New payroll taxes started this year on incomes above $200,000. The religious organization exemption on providing contraception stops in August. And in 2014, the government starts charging a tax penalty on people without acceptable health insurance, while states establish health insurance exchanges to provide subsidized coverage. The changes continue through 2020.

All told, it’s a massive rehab that affects about 18 percent of GDP.

* Dodd-Frank – Obama signed Dodd-Frank into law back in 2010, but Wall Street reform isn’t close to being done yet. Federal regulators are still writing most of the 398 new rules stemming from the law. Just 95 of them—less than 25 percent—have been finalized so far, according to a report card this month by the law firm Davis Polk & Wardwell.

SEC Commissioner David Gallagher declared in a Wednesday speech that there is “no end in sight” to wrapping up the controversial Volcker Rule, which curbs the ability of banks to trade for their own accounts. Gallagher said that agency officials are just “spinning their wheels.”

* Energy – Remember the Keystone XL oil pipeline? After blocking the $7 billion project last year, Obama again faces a choice on a new route. The president has repeatedly pledged to end our dependence on foreign oil, while pursuing an “all of the above” strategy that promotes renewable wind and solar energy designed to reduce the country’s carbon footprint.

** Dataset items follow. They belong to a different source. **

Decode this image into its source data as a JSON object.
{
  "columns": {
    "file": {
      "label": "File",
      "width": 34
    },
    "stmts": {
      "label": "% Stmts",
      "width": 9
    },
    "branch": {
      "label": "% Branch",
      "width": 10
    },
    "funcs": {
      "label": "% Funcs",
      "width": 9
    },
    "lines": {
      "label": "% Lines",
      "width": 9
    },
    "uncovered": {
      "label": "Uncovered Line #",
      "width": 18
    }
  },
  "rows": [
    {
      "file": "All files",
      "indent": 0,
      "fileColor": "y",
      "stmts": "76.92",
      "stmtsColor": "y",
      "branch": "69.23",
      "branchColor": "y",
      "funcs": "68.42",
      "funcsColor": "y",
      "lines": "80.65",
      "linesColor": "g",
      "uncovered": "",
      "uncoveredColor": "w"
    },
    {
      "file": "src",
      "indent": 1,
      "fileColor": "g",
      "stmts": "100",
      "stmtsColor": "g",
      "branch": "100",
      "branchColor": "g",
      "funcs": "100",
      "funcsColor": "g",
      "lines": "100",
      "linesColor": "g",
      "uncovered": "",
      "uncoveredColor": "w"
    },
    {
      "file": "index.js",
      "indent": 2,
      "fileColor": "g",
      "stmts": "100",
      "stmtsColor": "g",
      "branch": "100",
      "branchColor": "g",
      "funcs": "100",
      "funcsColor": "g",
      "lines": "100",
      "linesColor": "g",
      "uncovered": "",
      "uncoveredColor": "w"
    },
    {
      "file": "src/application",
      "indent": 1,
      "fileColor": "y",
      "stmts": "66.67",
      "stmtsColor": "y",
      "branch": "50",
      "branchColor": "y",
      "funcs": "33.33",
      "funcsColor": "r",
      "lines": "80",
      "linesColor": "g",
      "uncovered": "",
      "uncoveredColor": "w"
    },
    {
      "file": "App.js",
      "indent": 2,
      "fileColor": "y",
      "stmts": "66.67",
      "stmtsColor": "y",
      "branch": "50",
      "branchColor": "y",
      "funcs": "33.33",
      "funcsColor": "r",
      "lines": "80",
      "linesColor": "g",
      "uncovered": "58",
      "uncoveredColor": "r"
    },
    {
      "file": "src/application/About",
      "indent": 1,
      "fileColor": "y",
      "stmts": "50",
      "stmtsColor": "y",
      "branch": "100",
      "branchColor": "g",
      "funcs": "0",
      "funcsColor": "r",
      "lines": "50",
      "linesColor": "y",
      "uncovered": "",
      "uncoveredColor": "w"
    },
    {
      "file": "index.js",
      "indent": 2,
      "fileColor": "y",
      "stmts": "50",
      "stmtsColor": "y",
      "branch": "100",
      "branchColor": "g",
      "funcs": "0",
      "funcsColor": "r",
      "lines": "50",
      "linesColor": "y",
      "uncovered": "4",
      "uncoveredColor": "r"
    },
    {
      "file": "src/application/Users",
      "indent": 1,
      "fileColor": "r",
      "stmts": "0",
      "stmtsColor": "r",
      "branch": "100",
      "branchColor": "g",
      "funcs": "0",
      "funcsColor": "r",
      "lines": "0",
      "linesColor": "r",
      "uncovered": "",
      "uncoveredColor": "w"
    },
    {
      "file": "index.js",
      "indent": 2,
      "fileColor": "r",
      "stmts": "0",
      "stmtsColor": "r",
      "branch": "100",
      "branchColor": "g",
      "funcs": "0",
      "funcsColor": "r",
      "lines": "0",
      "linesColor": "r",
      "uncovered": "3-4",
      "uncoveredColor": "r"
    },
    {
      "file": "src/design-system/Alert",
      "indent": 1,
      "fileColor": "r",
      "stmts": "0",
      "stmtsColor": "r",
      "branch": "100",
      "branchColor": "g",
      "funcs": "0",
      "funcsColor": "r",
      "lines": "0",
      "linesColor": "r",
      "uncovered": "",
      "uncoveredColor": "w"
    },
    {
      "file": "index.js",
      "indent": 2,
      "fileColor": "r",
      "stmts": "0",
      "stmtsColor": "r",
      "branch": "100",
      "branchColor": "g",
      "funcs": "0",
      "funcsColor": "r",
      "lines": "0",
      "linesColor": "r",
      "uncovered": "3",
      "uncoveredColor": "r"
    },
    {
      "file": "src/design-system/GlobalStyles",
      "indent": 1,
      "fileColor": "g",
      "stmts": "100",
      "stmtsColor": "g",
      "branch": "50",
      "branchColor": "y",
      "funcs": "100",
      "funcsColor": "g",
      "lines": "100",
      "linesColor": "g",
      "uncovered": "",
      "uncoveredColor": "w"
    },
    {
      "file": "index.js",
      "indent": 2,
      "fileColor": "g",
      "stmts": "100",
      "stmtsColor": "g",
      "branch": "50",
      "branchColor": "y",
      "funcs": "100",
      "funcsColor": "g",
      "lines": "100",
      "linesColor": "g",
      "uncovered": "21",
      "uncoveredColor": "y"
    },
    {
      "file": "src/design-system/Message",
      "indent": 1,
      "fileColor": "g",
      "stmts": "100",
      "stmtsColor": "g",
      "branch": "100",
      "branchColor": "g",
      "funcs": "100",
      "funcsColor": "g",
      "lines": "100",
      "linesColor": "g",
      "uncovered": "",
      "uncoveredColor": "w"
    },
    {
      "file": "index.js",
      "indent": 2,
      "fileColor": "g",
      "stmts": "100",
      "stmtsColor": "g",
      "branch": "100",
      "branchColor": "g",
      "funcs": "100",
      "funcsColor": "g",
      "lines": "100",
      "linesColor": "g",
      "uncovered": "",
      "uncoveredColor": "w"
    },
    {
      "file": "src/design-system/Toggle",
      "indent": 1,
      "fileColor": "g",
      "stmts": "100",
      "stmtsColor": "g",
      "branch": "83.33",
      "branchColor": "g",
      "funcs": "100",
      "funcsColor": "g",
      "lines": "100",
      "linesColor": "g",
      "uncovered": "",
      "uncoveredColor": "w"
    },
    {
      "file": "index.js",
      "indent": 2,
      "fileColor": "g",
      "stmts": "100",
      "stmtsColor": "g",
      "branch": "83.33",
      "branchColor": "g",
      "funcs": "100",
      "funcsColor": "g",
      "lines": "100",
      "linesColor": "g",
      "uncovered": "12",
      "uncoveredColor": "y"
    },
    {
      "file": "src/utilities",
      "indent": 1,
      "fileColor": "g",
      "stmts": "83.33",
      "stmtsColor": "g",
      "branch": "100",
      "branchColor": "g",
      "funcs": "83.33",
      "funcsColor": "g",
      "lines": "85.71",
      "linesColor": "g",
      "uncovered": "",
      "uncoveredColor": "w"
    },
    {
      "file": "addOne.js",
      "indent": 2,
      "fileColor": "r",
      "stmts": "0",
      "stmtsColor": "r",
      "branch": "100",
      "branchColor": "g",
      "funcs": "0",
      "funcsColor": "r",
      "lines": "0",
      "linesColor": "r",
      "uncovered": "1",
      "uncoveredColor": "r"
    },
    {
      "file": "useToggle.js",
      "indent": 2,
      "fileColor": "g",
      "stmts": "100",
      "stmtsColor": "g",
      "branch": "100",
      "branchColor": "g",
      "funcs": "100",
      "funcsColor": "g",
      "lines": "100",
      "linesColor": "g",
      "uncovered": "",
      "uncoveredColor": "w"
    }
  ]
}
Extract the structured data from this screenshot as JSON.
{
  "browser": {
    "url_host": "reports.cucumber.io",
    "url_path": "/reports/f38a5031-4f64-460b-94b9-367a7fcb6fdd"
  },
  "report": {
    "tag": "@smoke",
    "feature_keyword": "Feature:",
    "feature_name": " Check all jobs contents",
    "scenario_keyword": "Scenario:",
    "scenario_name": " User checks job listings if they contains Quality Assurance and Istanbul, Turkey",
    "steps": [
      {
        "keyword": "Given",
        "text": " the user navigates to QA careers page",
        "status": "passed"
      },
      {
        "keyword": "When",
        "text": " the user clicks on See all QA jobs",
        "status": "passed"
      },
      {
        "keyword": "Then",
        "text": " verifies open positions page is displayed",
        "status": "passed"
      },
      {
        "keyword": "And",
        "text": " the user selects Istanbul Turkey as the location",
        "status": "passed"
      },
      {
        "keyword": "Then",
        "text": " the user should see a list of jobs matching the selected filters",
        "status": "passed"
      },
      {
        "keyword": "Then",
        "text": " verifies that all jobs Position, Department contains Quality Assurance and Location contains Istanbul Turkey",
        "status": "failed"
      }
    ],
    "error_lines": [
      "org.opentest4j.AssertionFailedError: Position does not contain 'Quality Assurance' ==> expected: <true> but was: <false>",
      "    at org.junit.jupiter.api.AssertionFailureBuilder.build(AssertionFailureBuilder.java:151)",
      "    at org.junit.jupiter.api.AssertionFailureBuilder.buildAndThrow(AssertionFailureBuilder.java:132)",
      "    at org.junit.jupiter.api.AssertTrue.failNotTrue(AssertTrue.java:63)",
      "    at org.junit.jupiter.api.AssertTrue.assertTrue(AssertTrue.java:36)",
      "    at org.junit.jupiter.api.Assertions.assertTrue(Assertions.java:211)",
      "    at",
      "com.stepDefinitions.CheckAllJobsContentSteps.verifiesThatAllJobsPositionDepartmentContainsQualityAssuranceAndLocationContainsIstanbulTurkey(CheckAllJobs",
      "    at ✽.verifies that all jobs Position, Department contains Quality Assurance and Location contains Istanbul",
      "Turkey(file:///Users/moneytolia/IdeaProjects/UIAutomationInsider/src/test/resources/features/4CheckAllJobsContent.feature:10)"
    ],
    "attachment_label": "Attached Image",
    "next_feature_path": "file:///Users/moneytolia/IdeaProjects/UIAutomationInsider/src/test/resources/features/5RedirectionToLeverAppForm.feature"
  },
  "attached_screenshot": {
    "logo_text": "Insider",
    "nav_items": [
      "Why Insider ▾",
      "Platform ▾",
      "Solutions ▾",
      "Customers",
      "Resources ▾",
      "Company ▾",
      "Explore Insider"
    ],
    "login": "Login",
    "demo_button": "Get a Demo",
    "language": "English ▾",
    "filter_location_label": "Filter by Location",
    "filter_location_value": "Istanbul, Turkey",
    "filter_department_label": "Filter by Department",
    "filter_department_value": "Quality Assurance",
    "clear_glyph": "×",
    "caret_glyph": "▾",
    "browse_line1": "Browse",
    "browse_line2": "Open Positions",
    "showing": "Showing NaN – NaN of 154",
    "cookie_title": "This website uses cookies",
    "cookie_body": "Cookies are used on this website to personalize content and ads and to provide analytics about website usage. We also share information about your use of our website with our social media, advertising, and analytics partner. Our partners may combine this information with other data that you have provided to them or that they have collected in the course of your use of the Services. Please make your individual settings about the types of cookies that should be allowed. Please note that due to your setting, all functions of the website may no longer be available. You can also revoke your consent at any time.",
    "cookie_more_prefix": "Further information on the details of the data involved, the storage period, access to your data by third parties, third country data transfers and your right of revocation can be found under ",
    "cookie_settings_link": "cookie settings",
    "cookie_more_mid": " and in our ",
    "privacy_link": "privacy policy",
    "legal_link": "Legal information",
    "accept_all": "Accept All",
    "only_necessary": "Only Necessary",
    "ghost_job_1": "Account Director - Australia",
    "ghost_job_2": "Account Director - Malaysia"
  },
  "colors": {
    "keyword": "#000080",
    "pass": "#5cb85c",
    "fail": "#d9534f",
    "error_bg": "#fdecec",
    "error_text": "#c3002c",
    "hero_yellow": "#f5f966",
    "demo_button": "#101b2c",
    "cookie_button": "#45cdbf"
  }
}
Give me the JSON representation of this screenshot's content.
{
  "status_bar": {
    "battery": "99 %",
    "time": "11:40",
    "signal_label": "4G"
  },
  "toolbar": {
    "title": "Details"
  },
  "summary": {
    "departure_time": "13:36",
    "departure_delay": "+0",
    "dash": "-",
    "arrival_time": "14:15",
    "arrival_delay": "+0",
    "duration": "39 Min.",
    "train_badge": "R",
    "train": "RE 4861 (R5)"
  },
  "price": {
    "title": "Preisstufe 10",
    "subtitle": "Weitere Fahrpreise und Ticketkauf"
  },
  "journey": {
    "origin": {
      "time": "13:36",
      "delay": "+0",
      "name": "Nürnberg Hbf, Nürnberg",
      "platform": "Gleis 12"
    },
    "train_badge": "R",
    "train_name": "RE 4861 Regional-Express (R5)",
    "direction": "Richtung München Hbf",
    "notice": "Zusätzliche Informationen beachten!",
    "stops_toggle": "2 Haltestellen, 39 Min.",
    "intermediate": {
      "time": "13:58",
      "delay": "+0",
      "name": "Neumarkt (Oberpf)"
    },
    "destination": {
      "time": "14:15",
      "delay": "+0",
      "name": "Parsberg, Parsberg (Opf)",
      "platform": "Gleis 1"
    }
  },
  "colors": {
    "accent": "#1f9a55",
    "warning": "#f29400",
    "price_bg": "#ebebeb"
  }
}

But at the same time, Obama will also need to choose on whether to ride the oil and natural gas boom made possible by fracking. Interior Department regulations for fracking, technically known as hydraulic fracturing, on public lands are expected to be finalized this year.

*Jobs -- And oh, bring down unemployment too.

Obama doesn't have any specifics on job creation other than stimulus measures the GOP already rejected. That might change, but for the moment there isn't much new there.